The Flexible Work Environment
We’re hearing lots about flexibility in the workplace, which often refers to telecommuting and partially remote work options, as well as a globally dispersed workforce.
The flexible workplace is going to become a key part of training as well.
Training managers will be looking towards ways that training can accommodate remote, telecommuting and global employees.
The obvious solution is eLearning, as it can be dispersed to anyone, at any time, and it can also be translated and tailored to the unique needs of diverse employees.
At the same time, training managers will likely look to their online training as not only a way to provide the technical elements needed for employment but also as a more useful tool for onboarding employees, even if they may not be working in a traditional in-person sense. There will need to be more opportunities for collaboration and careful branding of training materials to create a sense of belonging for employees who are working remotely.

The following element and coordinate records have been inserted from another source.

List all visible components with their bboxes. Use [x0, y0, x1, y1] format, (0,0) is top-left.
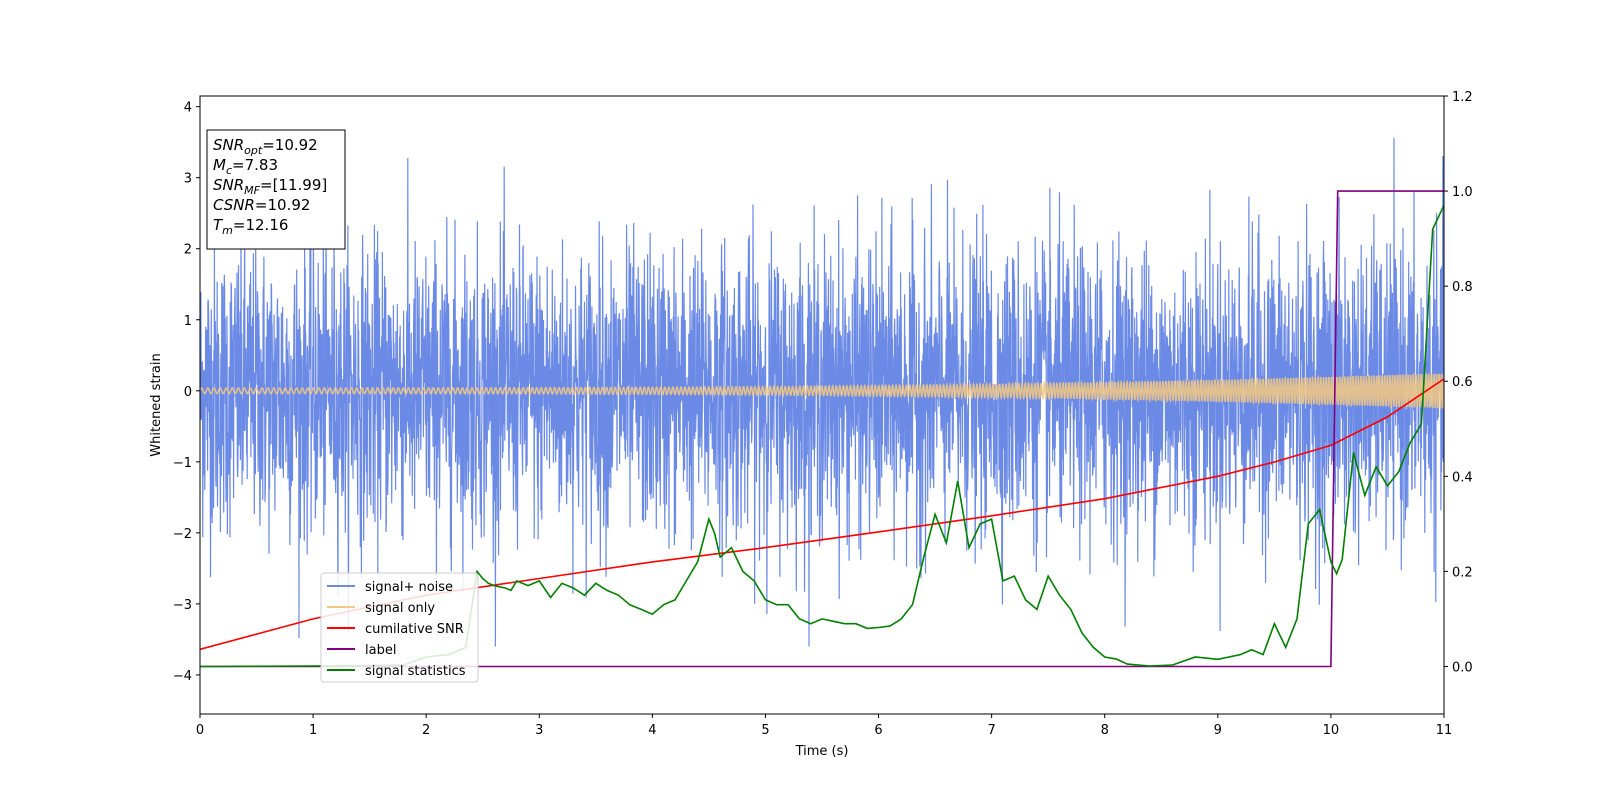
- annotation-subscript: MF: [244, 184, 260, 197]
- left-y-tick-label: 0: [184, 385, 192, 400]
- annotation-symbol: M: [213, 156, 226, 174]
- x-tick-label: 8: [1101, 723, 1109, 738]
- left-y-tick-label: −2: [173, 527, 192, 542]
- series-line-1: [200, 372, 1444, 410]
- annotation-subscript: c: [226, 164, 232, 177]
- x-axis-label: Time (s): [795, 744, 849, 759]
- left-y-tick-label: −1: [173, 456, 192, 471]
- x-tick-label: 10: [1323, 723, 1340, 738]
- annotation-box: SNRopt=10.92Mc=7.83SNRMF=[11.99]CSNR=10.…: [206, 129, 346, 250]
- legend-label: signal only: [365, 601, 435, 616]
- right-y-axis: 0.0 0.2 0.4 0.6 0.8 1.0 1.2: [1444, 90, 1473, 675]
- left-y-tick-label: 3: [184, 172, 192, 187]
- right-y-tick-label: 0.6: [1452, 375, 1473, 390]
- annotation-line: Tm=12.16: [213, 216, 288, 237]
- annotation-value: =10.92: [255, 196, 311, 214]
- x-tick-label: 1: [309, 723, 317, 738]
- legend-label: label: [365, 643, 396, 658]
- left-y-tick-label: 1: [184, 314, 192, 329]
- annotation-symbol: SNR: [213, 136, 244, 154]
- series-line-3: [200, 190, 1444, 668]
- legend-frame: [320, 572, 479, 683]
- legend-label: signal+ noise: [365, 580, 453, 595]
- annotation-symbol: CSNR: [213, 196, 255, 214]
- right-y-tick-label: 0.8: [1452, 280, 1473, 295]
- right-y-tick-label: 0.4: [1452, 470, 1473, 485]
- annotation-line: CSNR=10.92: [213, 196, 310, 214]
- x-tick-label: 5: [761, 723, 769, 738]
- annotation-value: =10.92: [262, 136, 318, 154]
- series-line-4: [200, 204, 1444, 668]
- x-tick-label: 4: [648, 723, 656, 738]
- annotation-value: =12.16: [233, 216, 289, 234]
- annotation-subscript: m: [222, 224, 233, 237]
- x-tick-label: 0: [196, 723, 204, 738]
- x-tick-label: 11: [1436, 723, 1453, 738]
- y-axis-label: Whitened strain: [149, 353, 164, 456]
- x-tick-label: 9: [1214, 723, 1222, 738]
- left-y-axis: −4 −3 −2 −1 0 1 2 3 4: [173, 101, 200, 684]
- left-y-tick-label: 4: [184, 101, 192, 116]
- x-tick-label: 2: [422, 723, 430, 738]
- annotation-symbol: SNR: [213, 176, 244, 194]
- left-y-tick-label: −3: [173, 598, 192, 613]
- right-y-tick-label: 1.2: [1452, 90, 1473, 105]
- right-y-tick-label: 0.0: [1452, 660, 1473, 675]
- right-y-tick-label: 1.0: [1452, 185, 1473, 200]
- left-y-tick-label: −4: [173, 669, 192, 684]
- x-axis: 0 1 2 3 4 5 6 7 8 9 10 11: [196, 714, 1452, 738]
- annotation-line: SNRMF=[11.99]: [213, 176, 327, 197]
- plot-frame: [199, 95, 1445, 715]
- x-tick-label: 3: [535, 723, 543, 738]
- legend: signal+ noise signal only cumilative SNR la…: [320, 572, 479, 683]
- legend-label: signal statistics: [365, 664, 466, 679]
- legend-label: cumilative SNR: [365, 622, 464, 637]
- annotation-symbol: T: [213, 216, 224, 234]
- x-tick-label: 7: [987, 723, 995, 738]
- annotation-subscript: opt: [244, 144, 263, 157]
- x-tick-label: 6: [874, 723, 882, 738]
- annotation-value: =7.83: [232, 156, 278, 174]
- annotation-line: SNRopt=10.92: [213, 136, 318, 157]
- annotation-value: =[11.99]: [260, 176, 327, 194]
- left-y-tick-label: 2: [184, 243, 192, 258]
- annotation-line: Mc=7.83: [213, 156, 278, 177]
- right-y-tick-label: 0.2: [1452, 565, 1473, 580]
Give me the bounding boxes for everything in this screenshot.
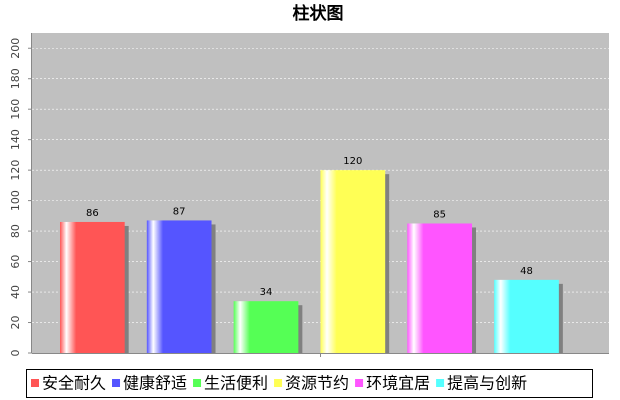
y-tick-label: 160 — [9, 99, 22, 120]
legend-label: 提高与创新 — [447, 374, 527, 393]
y-tick-label: 180 — [9, 68, 22, 89]
legend-swatch — [193, 379, 202, 387]
value-label: 120 — [343, 156, 362, 167]
value-label: 85 — [433, 209, 446, 220]
legend-swatch — [274, 379, 283, 387]
legend-swatch — [355, 379, 364, 387]
y-tick-label: 100 — [9, 190, 22, 211]
y-tick-label: 140 — [9, 129, 22, 150]
legend-label: 安全耐久 — [42, 374, 106, 393]
bar — [407, 223, 473, 353]
legend-label: 资源节约 — [285, 374, 349, 393]
bar — [146, 220, 212, 353]
bar — [320, 170, 386, 353]
y-tick-label: 80 — [9, 224, 22, 238]
legend-swatch — [31, 379, 39, 387]
legend-label: 健康舒适 — [123, 374, 187, 393]
y-tick-label: 120 — [9, 160, 22, 181]
value-label: 86 — [86, 208, 99, 219]
y-tick-label: 200 — [9, 38, 22, 59]
value-label: 34 — [260, 287, 273, 298]
chart-title: 柱状图 — [293, 3, 344, 24]
y-tick-label: 40 — [9, 285, 22, 299]
legend-box — [26, 369, 593, 398]
legend-swatch — [436, 379, 445, 387]
bar — [494, 279, 559, 353]
y-tick-label: 20 — [9, 316, 22, 330]
bar — [233, 301, 299, 353]
bar — [60, 221, 125, 353]
legend-swatch — [112, 379, 121, 387]
y-tick-label: 60 — [9, 255, 22, 269]
value-label: 48 — [520, 266, 533, 277]
legend-label: 环境宜居 — [366, 374, 430, 393]
legend-label: 生活便利 — [204, 374, 268, 393]
value-label: 87 — [173, 206, 186, 217]
y-tick-label: 0 — [9, 350, 22, 357]
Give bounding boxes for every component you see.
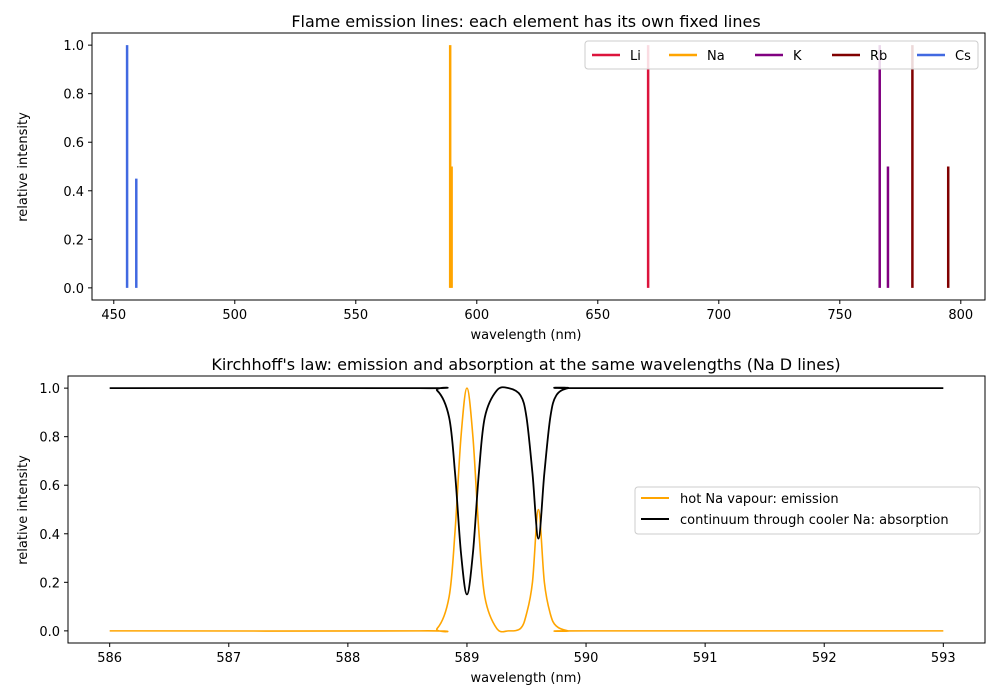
x-tick-label: 600 xyxy=(464,308,489,323)
x-tick-label: 450 xyxy=(101,308,126,323)
legend: Li Na K Rb Cs xyxy=(584,40,979,70)
y-tick-label: 0.8 xyxy=(63,88,84,103)
x-axis-ticks: 450 500 550 600 650 700 750 800 xyxy=(101,300,973,323)
legend-label: Li xyxy=(630,49,641,64)
y-tick-label: 0.6 xyxy=(63,136,84,151)
x-axis-ticks: 586 587 588 589 590 591 592 593 xyxy=(97,643,956,666)
x-tick-label: 586 xyxy=(97,651,122,666)
x-tick-label: 593 xyxy=(931,651,956,666)
y-tick-label: 0.6 xyxy=(39,479,60,494)
x-tick-label: 589 xyxy=(455,651,480,666)
legend-box xyxy=(634,486,981,535)
y-tick-label: 0.4 xyxy=(39,528,60,543)
plot-area xyxy=(125,45,950,288)
x-tick-label: 750 xyxy=(827,308,852,323)
legend-label: continuum through cooler Na: absorption xyxy=(680,513,949,528)
legend-label: Cs xyxy=(955,49,971,64)
kirchhoff-panel: Kirchhoff's law: emission and absorption… xyxy=(16,355,986,686)
emission-lines-panel: Flame emission lines: each element has i… xyxy=(16,12,986,343)
y-tick-label: 0.2 xyxy=(39,576,60,591)
x-tick-label: 800 xyxy=(948,308,973,323)
emission-curve xyxy=(109,387,944,633)
y-tick-label: 1.0 xyxy=(39,382,60,397)
plot-area xyxy=(109,386,944,633)
y-tick-label: 0.0 xyxy=(63,282,84,297)
y-axis-label: relative intensity xyxy=(16,455,31,565)
y-tick-label: 0.2 xyxy=(63,233,84,248)
x-tick-label: 591 xyxy=(693,651,718,666)
y-axis-label: relative intensity xyxy=(16,112,31,222)
x-tick-label: 500 xyxy=(222,308,247,323)
x-tick-label: 590 xyxy=(574,651,599,666)
y-tick-label: 0.4 xyxy=(63,185,84,200)
x-axis-label: wavelength (nm) xyxy=(471,671,582,686)
x-tick-label: 700 xyxy=(706,308,731,323)
legend-label: hot Na vapour: emission xyxy=(680,492,839,507)
legend: hot Na vapour: emission continuum through… xyxy=(634,486,981,535)
x-tick-label: 650 xyxy=(585,308,610,323)
absorption-curve xyxy=(109,386,944,596)
y-axis-ticks: 0.0 0.2 0.4 0.6 0.8 1.0 xyxy=(63,39,92,297)
y-tick-label: 1.0 xyxy=(63,39,84,54)
legend-label: Rb xyxy=(870,49,887,64)
x-tick-label: 592 xyxy=(812,651,837,666)
x-tick-label: 550 xyxy=(343,308,368,323)
chart-title: Flame emission lines: each element has i… xyxy=(291,12,760,31)
y-tick-label: 0.8 xyxy=(39,431,60,446)
x-axis-label: wavelength (nm) xyxy=(471,328,582,343)
y-tick-label: 0.0 xyxy=(39,625,60,640)
axes-frame xyxy=(91,32,986,301)
axes-frame xyxy=(67,375,986,644)
y-axis-ticks: 0.0 0.2 0.4 0.6 0.8 1.0 xyxy=(39,382,68,640)
x-tick-label: 587 xyxy=(216,651,241,666)
chart-title: Kirchhoff's law: emission and absorption… xyxy=(211,355,840,374)
x-tick-label: 588 xyxy=(335,651,360,666)
legend-label: K xyxy=(793,49,802,64)
legend-label: Na xyxy=(707,49,725,64)
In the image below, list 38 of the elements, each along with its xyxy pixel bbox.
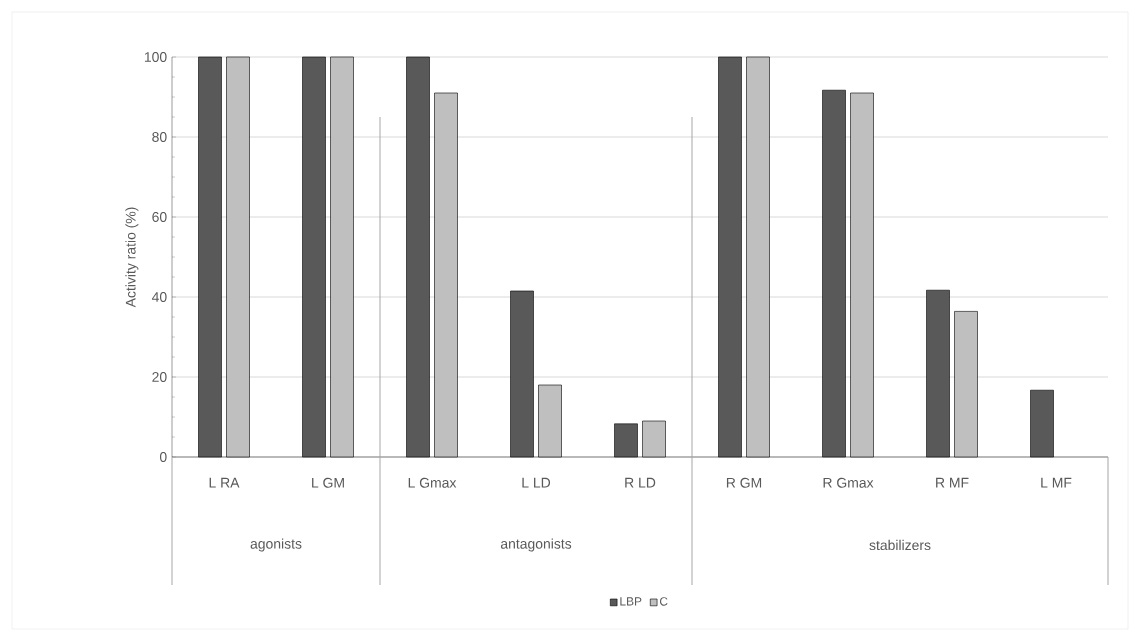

This is going to be perhaps one of the biggest factors impacting the workplace as a whole in 2016. This is true as Obamacare goes into full effect, which may lead companies to rely more on freelance and contract employees. As well as businesses seeing the advantages in these employees, employees are also finding the benefits in being a freelancer. It’s estimated by 2020 about 40% of Americans will be part of what’s dubbed the “gig economy” thanks to the amount of freedom and flexibility it offers them, and the growth of mobile technology. All of this will lead to a significant focus on how to maximize these employees, often through training and development.
A Reliance on Automation
With the evolution of online training and learning, employers and managers have been able to rely on some sense of automation, and that’s going to really make an impact in 2016.
Automation will not just be used for reporting and tracking of employee training, but also in terms of content creation.
Employers will be able to save time and money by using their learning management platform as a way to automatically create assessments, and the results from those assessments can then be analyzed to create course content.
Another potentially growing trend for 2016? Employers providing language training for employees.
With today’s growing global economy and technology paving the way for hiring top talent from around the world, companies are likely to start putting more focus on training their employees in other languages.
This can extend to customer service and sales teams, as well as management.
What do you expect to see in the world of training and development in 2016?